Unfortunately, neither Juan Mariné nor his heirs had followed the Mexican land laws that said the rancho must be used for cattle or else be cultivated as farm land.  The law stated that if a ranchero failed to so use the land, he would lose it.

In 1840, Mariné's grant to Rancho San Pascual was challenged by José Pérez and Enrique Sepúlveda, who claimed that the land had been abandoned for the previous four years.

NEW OWNERS FOR THE RANCHO

Governor Juan B. Alvarado granted Rancho San Pascual to Pérez and Sepúlveda in 1840.  They each built a small house on the land.

Pérez died in 1841.  By 1843 Sepúlveda had moved away from the rancho.  Once again Rancho San Pascual was abandoned.  This time, Manuel Garfias asked to have the land.  He received the grant from Governor Manuel Micheltorena in November 1843.

MANUEL GARFIAS

Manuel Garfias was an officer in the Mexican Army.  He paid $70 to Sepúlveda and $100 to the widow of Pérez for the two small houses.  And he went to live on Rancho San Pascual.

In January 1847, Mexican troops withdrew to Rancho San Pascual after they were defeated by the Americans at the Battle of La Mesa.  Soon after this, California was under United States control.

When California became a state, all land claims had to be presented to the U.S. Land Commission to be reviewed.  When the three members of the Land Commission arrived in Los Angeles in 1852, Don Manuel greeted them warmly.  He wanted them to confirm his ownership of Rancho San Pascual, so he gave a grand ball in their honor at his home in Los Angeles.  His claim was later approved. 

THE GARFIAS HACIENDA

Now Don Manuel built a new house on his rancho, near the springs where there had once been an Indian village.  Known as the "Garfias hacienda," it was considered to be one of the finest homes in California in the late 1850s.

The Garfias house was a one-and-a-half story adobe building.  The walls, which were two feet thick, were plastered inside and out.  The floors were board planks.  Green blinds -- a sign of elegance in those days -- covered the windows.

Many guests were invited to come out from Los Angeles to visit at the hacienda.  But the grand house was the beginning of the end for Manuel Garfias. 

Garfias had to borrow money to pay for his big house.  He wasn't very good at managing the rancho, and Rancho San Pascual did not have the best grazing land for cattle.  When dry weather kept the grass from growing, Garfias lost many cattle.  About this time he decided that he liked politics better than ranching, anyway.

By 1859, Garfias had so many debts that he had to sell his rancho.  The new owner was Benjamin D. Wilson.

CHANGES FOR THE RANCHO

Benjamin Wilson (for whom an avenue, a mountain, a canyon, and a lake in California were named) had come west with fur trappers in 1841.  Soon after purchasing Rancho San Pascual, Wilson sold a half-interest in it to Dr.

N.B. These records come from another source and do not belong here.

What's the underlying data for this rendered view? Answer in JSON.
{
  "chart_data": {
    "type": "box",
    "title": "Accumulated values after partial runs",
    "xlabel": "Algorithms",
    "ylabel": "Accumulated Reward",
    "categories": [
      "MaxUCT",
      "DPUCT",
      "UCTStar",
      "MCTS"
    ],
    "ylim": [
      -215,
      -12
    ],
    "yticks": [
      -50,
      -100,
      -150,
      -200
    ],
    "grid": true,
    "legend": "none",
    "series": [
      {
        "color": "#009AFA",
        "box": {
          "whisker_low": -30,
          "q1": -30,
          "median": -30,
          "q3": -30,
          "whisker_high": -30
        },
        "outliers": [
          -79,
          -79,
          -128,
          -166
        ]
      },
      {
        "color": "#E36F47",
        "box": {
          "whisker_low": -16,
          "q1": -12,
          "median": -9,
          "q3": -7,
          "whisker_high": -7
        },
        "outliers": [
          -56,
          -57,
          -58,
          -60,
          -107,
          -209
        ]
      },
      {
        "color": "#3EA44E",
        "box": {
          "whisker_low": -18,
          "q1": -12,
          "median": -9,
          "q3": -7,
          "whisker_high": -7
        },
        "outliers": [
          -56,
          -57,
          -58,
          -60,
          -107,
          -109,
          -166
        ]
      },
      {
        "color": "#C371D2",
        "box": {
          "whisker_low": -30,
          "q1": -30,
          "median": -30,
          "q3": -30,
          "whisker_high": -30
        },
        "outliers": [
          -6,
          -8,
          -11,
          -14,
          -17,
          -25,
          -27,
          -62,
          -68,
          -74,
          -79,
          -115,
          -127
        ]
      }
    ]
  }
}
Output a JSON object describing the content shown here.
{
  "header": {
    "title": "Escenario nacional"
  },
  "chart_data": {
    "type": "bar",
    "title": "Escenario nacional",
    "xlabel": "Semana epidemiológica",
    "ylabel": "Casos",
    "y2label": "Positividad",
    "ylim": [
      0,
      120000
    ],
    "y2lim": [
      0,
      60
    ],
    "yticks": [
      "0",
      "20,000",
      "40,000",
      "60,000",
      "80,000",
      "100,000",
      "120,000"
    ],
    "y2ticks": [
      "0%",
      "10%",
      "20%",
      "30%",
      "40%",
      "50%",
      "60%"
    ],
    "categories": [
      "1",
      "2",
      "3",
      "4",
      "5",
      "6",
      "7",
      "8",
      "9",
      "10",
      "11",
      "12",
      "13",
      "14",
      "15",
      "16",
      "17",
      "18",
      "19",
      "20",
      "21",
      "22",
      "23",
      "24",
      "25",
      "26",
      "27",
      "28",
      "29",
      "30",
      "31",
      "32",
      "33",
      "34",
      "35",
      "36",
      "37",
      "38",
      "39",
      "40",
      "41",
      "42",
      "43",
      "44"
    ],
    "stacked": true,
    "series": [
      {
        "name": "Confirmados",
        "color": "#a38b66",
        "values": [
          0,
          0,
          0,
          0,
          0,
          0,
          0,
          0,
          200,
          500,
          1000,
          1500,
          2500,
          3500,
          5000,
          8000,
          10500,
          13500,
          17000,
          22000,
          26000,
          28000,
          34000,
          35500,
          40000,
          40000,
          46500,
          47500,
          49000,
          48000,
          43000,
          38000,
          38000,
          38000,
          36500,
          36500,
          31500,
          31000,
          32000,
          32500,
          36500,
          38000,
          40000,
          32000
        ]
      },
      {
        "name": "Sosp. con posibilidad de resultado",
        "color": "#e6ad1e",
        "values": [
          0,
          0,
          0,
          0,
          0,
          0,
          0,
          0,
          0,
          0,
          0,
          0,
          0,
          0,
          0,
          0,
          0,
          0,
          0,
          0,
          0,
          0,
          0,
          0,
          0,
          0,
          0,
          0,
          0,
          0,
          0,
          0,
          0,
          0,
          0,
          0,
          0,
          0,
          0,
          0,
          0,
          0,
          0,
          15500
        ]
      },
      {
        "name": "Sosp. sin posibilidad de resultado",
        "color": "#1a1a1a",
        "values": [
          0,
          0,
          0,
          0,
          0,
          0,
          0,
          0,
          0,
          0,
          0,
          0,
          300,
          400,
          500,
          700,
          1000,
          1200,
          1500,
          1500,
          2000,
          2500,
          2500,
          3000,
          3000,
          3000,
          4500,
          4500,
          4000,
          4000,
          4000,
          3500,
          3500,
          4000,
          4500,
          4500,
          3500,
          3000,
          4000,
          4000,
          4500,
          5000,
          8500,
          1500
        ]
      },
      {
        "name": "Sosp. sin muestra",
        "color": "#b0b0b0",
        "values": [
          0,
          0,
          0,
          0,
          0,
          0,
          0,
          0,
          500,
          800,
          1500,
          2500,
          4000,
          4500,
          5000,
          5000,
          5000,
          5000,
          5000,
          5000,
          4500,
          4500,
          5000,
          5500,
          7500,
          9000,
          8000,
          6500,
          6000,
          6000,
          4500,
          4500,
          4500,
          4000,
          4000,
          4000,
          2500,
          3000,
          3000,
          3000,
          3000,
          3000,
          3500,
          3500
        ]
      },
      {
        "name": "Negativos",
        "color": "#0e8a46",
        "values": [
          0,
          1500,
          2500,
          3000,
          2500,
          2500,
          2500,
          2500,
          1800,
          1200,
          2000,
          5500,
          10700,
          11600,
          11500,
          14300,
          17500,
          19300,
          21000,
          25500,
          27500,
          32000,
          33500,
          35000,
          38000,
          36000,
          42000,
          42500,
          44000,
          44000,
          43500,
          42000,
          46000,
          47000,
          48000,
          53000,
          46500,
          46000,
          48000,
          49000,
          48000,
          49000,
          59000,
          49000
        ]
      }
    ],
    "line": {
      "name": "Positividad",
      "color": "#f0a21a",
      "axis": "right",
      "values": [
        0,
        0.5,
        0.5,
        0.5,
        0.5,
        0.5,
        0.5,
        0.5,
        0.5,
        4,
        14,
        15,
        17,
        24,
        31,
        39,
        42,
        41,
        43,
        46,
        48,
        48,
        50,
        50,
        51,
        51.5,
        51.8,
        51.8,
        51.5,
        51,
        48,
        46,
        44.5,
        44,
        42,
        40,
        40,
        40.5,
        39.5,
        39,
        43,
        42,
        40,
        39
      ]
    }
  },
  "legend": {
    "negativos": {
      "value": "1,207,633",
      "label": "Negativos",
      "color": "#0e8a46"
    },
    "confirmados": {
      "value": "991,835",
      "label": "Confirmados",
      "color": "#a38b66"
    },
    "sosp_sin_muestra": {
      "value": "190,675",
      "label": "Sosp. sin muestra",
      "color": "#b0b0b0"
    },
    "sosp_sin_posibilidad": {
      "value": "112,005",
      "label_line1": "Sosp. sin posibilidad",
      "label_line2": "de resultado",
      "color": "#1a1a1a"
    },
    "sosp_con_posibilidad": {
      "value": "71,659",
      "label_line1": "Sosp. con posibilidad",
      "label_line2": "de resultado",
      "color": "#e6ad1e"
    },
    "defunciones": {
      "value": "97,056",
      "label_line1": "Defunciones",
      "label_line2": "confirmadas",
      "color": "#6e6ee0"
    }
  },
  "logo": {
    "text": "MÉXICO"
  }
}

John S. Griffin, who had been a chief medical officer with the American Army.

Wilson and Griffin sold off parts of the rancho from time to time.  In 1873, Griffin sold all his remaining land -- 4,000 acres -- to the San Gabriel Orange Grove Association for $25,000.  The Association subdivided the land into 15-acre parcels.

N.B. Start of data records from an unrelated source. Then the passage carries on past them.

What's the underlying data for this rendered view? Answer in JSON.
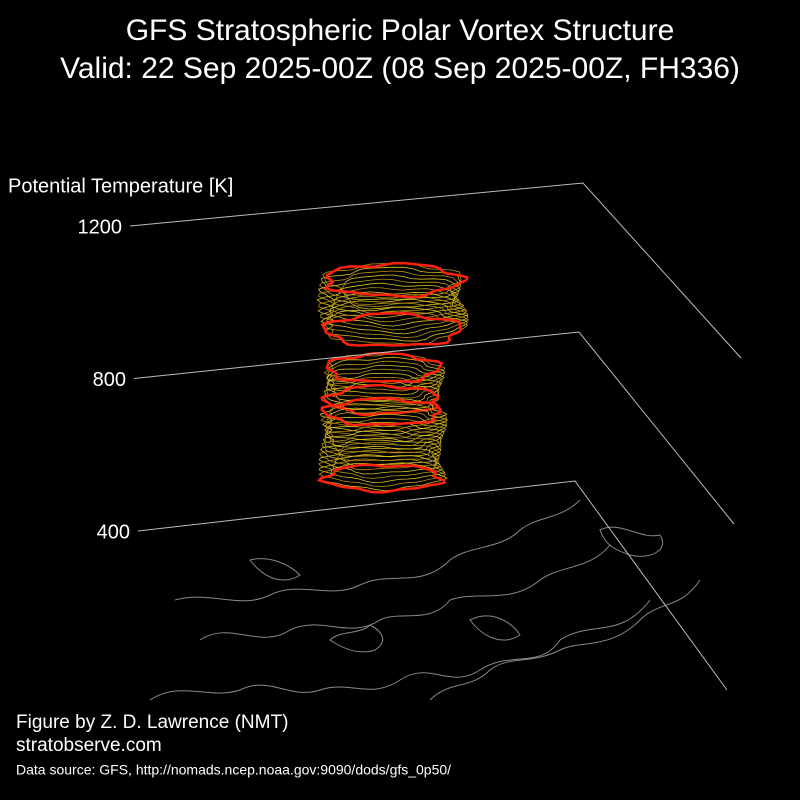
{
  "chart_data": {
    "type": "vortex3d",
    "title": "GFS Stratospheric Polar Vortex Structure",
    "subtitle": "Valid: 22 Sep 2025-00Z  (08 Sep 2025-00Z, FH336)",
    "zlabel": "Potential Temperature [K]",
    "zlim": [
      400,
      1200
    ],
    "zticks": [
      400,
      800,
      1200
    ],
    "credit": "Figure by Z. D. Lawrence (NMT)",
    "website": "stratobserve.com",
    "source": "Data source: GFS, http://nomads.ncep.noaa.gov:9090/dods/gfs_0p50/"
  }
}
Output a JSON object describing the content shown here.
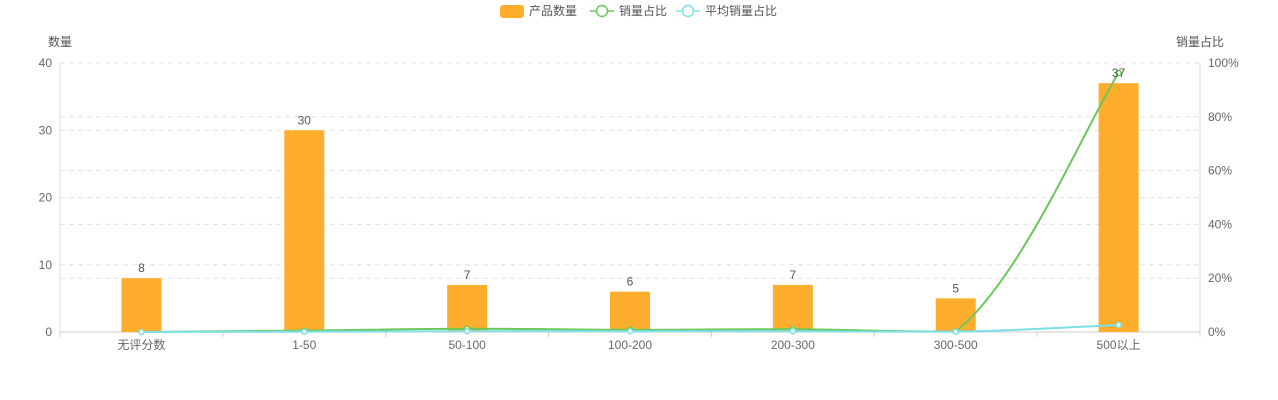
{
  "chart_data": {
    "type": "bar",
    "categories": [
      "无评分数",
      "1-50",
      "50-100",
      "100-200",
      "200-300",
      "300-500",
      "500以上"
    ],
    "series": [
      {
        "name": "产品数量",
        "type": "bar",
        "axis": "left",
        "values": [
          8,
          30,
          7,
          6,
          7,
          5,
          37
        ]
      },
      {
        "name": "销量占比",
        "type": "line",
        "axis": "right",
        "values": [
          0,
          0.5,
          1.2,
          0.8,
          1.0,
          0.2,
          96.3
        ]
      },
      {
        "name": "平均销量占比",
        "type": "line",
        "axis": "right",
        "values": [
          0,
          0.1,
          0.3,
          0.3,
          0.3,
          0.1,
          2.6
        ]
      }
    ],
    "ylabel": "数量",
    "y2label": "销量占比",
    "ylim": [
      0,
      40
    ],
    "y2lim": [
      0,
      100
    ],
    "yticks": [
      "0",
      "10",
      "20",
      "30",
      "40"
    ],
    "y2ticks": [
      "0%",
      "20%",
      "40%",
      "60%",
      "80%",
      "100%"
    ],
    "grid": true,
    "legend_position": "top-center",
    "colors": {
      "bar": "#ffad2d",
      "line1": "#6ac85a",
      "line2": "#7ee0e6"
    }
  }
}
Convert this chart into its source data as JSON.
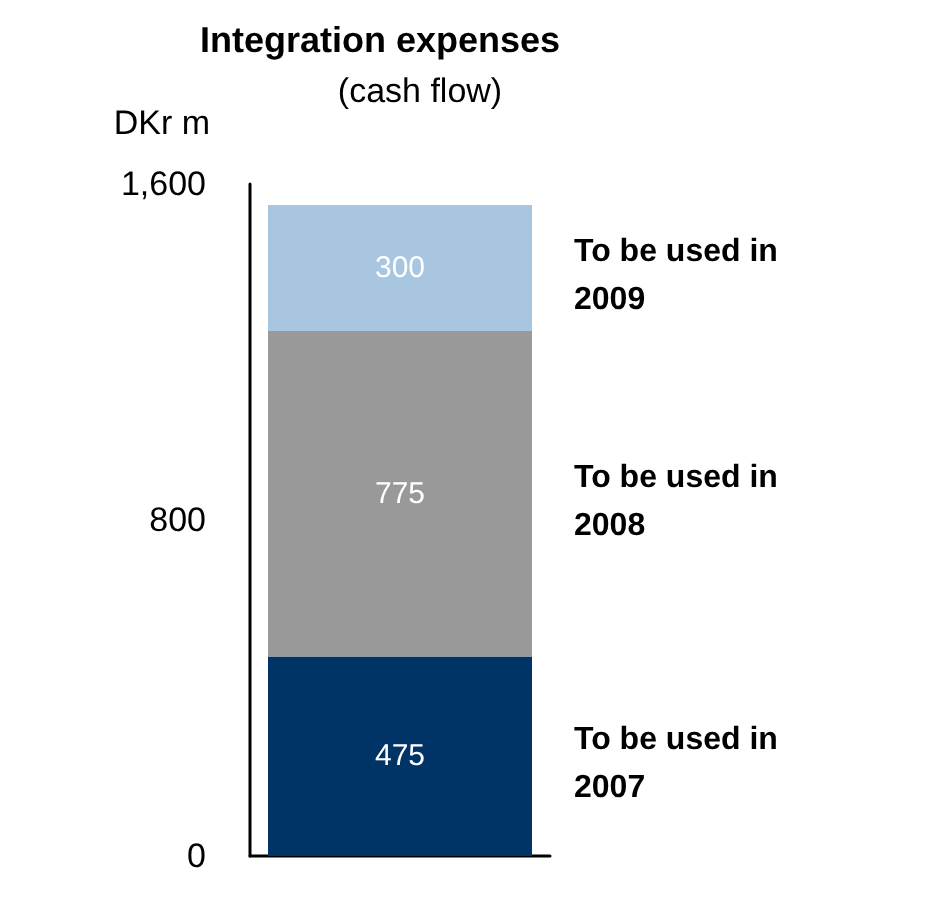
{
  "chart_data": {
    "type": "bar",
    "title": "Integration expenses",
    "subtitle": "(cash flow)",
    "ylabel": "DKr m",
    "categories": [
      null
    ],
    "stacked": true,
    "series": [
      {
        "name": "To be used in 2007",
        "color": "#003366",
        "values": [
          475
        ]
      },
      {
        "name": "To be used in 2008",
        "color": "#999999",
        "values": [
          775
        ]
      },
      {
        "name": "To be used in 2009",
        "color": "#a9c6e0",
        "values": [
          300
        ]
      }
    ],
    "data_labels": true,
    "ylim": [
      0,
      1600
    ],
    "yticks": [
      0,
      800,
      {
        "value": 1600,
        "label": "1,600"
      }
    ],
    "grid": false,
    "legend": false
  }
}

On January 27, 1874, families who had shares in the San Gabriel Orange Grove Association gathered on the former Rancho San Pascual.  It was a beautiful day for a picnic lunch.  After lunch, names were called and the lots were assigned.

Within four months there were houses, an irrigation system, a reservoir to store water, and orchards planted.  Rancho San Pascual had become the city of Pasadena.